The Lost Islands

Falls

Force-claiming is not allowed here. This is a peaceful, neutral area meant for socialising.

supernova

The snake cannot help but notice the tension that ripples through the body of the stranger, and she relishes the sight of it. There it was in her mind’s eye, the face of the child who had been all alone, such a similar recoil had happened to that youngster before the end came. It had been quick, at least, and brutal. And with no point other than simply because she was there, and the child had been alone.

And no one had ever known it was her.

She coils like a slithering serpent, watching the restoration of composure across her body, and listens intently. It wasn’t often she was settled enough to simply stand and listen to stories and tales spoken to her, but Maraigh stands silent and pays attention.

One would think Maraigh carried marks from wars, but none were significant. She had been born into a dark world, taught from an early age and twisted by her dam, who had despised her sire but had birthed her due to, more or less, losing a bet with him. So Maraigh existed from spite, and her spite had come with it’s own series of unfortunate events.

She knew her sire was gone. She knew her mother was dead, burned to nothing in a river of molten rock.

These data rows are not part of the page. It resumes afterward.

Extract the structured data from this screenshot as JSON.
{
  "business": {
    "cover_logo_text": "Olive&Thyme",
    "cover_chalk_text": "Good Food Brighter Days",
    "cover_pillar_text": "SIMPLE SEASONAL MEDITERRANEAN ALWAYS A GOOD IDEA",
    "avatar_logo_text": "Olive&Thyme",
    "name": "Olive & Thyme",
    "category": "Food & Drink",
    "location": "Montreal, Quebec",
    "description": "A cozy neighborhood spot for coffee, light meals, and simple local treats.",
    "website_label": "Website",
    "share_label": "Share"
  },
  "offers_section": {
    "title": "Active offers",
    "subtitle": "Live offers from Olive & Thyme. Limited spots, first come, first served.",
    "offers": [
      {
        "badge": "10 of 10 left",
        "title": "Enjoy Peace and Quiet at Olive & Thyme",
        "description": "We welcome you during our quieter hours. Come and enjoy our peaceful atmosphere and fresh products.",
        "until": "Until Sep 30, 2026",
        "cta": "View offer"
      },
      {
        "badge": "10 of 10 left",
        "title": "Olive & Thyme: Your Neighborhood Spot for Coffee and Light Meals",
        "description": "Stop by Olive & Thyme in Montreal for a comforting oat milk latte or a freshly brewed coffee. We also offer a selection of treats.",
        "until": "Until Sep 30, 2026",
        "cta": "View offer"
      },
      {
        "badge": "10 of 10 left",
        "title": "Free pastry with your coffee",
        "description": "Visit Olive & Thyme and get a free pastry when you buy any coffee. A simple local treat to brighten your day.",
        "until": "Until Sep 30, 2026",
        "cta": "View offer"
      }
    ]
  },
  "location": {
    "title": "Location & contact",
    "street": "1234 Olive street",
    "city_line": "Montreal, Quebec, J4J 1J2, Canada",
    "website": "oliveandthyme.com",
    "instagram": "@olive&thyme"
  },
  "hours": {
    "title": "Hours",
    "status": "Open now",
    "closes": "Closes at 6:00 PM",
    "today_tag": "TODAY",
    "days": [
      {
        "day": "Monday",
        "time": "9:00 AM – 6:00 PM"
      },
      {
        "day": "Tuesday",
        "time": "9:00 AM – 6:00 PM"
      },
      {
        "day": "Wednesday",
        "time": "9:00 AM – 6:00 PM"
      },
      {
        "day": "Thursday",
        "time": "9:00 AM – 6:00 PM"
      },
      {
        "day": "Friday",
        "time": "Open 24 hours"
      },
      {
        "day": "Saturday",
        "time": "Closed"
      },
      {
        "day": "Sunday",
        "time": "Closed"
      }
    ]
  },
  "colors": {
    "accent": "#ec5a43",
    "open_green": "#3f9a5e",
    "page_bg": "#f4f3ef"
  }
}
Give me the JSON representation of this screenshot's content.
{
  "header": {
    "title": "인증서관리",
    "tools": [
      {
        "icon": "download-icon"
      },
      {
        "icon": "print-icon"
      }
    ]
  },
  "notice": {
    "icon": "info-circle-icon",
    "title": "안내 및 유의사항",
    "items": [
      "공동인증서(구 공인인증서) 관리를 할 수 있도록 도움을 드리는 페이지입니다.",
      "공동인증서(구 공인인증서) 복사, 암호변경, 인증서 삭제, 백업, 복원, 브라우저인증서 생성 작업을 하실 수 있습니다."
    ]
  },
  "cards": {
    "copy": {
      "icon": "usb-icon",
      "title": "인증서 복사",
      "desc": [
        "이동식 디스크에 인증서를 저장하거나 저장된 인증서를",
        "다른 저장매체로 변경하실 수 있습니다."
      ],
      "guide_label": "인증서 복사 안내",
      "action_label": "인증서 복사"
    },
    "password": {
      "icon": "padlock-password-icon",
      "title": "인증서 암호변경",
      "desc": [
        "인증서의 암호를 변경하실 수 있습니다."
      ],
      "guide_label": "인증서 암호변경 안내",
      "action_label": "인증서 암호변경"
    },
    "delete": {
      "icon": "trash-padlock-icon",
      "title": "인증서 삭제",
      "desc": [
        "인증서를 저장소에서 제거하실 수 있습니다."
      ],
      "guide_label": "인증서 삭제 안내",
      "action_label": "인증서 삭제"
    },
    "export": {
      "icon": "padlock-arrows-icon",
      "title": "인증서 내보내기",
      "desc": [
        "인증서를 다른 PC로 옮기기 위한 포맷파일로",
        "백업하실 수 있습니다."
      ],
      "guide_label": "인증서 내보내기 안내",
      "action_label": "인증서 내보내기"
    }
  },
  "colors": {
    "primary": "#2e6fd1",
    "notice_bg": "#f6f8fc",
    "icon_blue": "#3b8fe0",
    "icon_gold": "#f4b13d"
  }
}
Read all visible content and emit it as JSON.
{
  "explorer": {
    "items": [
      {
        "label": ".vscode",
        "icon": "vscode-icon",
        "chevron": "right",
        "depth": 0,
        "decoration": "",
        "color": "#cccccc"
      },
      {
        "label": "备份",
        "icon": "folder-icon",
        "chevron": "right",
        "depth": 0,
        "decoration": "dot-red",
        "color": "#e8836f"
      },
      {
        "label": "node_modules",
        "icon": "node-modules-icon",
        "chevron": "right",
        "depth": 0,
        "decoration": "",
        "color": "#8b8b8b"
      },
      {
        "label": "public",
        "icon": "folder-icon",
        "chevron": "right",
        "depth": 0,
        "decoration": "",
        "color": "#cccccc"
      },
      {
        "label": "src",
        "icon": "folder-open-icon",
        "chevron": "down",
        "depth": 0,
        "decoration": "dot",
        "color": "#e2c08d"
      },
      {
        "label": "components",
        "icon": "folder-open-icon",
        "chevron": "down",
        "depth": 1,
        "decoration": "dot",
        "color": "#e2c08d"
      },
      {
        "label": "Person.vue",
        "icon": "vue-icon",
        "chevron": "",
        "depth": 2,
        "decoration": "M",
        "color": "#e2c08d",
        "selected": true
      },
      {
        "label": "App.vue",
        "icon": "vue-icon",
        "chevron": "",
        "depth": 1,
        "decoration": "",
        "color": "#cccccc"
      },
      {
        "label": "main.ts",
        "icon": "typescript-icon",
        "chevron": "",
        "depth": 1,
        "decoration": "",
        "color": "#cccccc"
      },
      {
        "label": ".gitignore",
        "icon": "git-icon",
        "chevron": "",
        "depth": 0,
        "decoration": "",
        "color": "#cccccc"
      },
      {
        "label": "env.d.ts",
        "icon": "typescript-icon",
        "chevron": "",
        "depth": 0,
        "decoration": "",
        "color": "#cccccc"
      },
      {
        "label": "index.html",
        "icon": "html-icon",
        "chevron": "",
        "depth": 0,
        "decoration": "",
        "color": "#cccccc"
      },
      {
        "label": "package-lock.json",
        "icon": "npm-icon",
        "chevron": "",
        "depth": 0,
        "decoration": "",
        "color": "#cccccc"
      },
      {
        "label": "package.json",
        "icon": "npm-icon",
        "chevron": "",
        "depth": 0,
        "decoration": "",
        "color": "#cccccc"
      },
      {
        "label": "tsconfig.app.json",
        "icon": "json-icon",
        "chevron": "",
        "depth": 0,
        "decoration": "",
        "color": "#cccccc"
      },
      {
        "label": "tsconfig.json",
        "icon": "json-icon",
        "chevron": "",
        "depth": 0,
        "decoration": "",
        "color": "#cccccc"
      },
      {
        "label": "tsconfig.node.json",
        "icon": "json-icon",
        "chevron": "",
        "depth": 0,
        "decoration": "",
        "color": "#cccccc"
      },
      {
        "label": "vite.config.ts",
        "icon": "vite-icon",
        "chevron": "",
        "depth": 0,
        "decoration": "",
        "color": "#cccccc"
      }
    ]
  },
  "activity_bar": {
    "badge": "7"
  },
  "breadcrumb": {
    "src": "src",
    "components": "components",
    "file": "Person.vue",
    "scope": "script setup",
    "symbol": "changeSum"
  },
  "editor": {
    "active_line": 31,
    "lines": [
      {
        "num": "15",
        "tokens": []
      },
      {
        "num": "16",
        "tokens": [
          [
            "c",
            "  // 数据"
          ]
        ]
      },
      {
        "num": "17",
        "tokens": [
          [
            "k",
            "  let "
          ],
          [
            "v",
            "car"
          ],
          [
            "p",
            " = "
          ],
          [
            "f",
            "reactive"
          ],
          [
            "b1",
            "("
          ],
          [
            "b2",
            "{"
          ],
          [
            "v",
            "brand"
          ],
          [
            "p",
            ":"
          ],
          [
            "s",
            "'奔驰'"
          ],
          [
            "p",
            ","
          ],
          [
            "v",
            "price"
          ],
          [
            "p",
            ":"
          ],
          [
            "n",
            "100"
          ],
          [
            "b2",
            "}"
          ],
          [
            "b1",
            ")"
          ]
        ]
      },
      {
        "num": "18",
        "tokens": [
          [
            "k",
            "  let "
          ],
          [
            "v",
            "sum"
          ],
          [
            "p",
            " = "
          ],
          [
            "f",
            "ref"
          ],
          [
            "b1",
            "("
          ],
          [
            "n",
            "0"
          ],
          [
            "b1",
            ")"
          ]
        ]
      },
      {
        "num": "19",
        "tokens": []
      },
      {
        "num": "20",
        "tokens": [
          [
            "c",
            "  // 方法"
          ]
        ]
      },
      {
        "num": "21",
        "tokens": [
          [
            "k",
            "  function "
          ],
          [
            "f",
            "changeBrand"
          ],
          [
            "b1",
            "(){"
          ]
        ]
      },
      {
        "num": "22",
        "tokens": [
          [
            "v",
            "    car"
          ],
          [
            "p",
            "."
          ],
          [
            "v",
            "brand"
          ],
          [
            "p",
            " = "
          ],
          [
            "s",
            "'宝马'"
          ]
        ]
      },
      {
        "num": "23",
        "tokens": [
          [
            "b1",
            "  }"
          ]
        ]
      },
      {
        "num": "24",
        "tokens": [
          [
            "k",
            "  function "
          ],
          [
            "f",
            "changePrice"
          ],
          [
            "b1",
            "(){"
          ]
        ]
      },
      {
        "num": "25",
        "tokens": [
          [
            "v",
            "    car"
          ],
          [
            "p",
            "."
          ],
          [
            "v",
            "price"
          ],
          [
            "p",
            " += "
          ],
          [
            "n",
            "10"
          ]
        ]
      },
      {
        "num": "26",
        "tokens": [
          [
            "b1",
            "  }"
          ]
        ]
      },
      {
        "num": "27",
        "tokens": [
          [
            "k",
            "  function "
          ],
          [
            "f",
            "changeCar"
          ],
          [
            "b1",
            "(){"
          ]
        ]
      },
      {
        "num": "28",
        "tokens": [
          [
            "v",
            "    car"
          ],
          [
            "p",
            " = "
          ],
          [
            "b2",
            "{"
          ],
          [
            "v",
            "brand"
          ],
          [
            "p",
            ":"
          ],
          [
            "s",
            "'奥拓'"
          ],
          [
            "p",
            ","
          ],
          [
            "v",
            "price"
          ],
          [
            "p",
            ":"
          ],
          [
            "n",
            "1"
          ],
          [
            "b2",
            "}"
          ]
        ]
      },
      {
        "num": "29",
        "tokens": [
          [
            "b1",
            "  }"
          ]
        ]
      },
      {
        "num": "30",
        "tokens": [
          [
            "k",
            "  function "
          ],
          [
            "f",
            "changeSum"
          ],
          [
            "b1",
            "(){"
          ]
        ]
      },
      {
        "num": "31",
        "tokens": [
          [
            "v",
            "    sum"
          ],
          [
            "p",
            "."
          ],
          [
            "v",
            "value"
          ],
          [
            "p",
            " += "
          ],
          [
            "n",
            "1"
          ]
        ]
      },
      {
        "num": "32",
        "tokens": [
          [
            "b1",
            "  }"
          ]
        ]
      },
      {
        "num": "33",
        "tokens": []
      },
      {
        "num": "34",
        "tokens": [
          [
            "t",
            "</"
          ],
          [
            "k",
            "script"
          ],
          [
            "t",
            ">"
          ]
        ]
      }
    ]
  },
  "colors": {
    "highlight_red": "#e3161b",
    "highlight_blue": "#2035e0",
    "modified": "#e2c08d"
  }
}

And she had fought on, facing everything in her path and consistently fighting her way - how else could she feel alive?

“It sounds like a place I once knew, when I was a child,” she admits. She remembers the pungent scent, but it had not been war - it had been slaughter. Her mother and her cohorts had become mercenaries, so she too had followed suit.

And perhaps this is why. “I am unaware of how many I have. I couldn’t even tell you what mark came from who, as I don’t recall the circumstances in which I was given each one. I was struck, I bled and I savaged them in return, and it is by some fluke I am not yet dead,” she says, her teeth bright white against the dark of her lips.

“For I cannot feel it. To fight is to feel alive… and it is as close as I get to it,” she says. A strange answer, perhaps, but one none the less. It was no secret of hers that she was broken, a terrible trait that would at least never be passed to a child.

And after a moment, the woman speaks her name, “I am Maraigh.”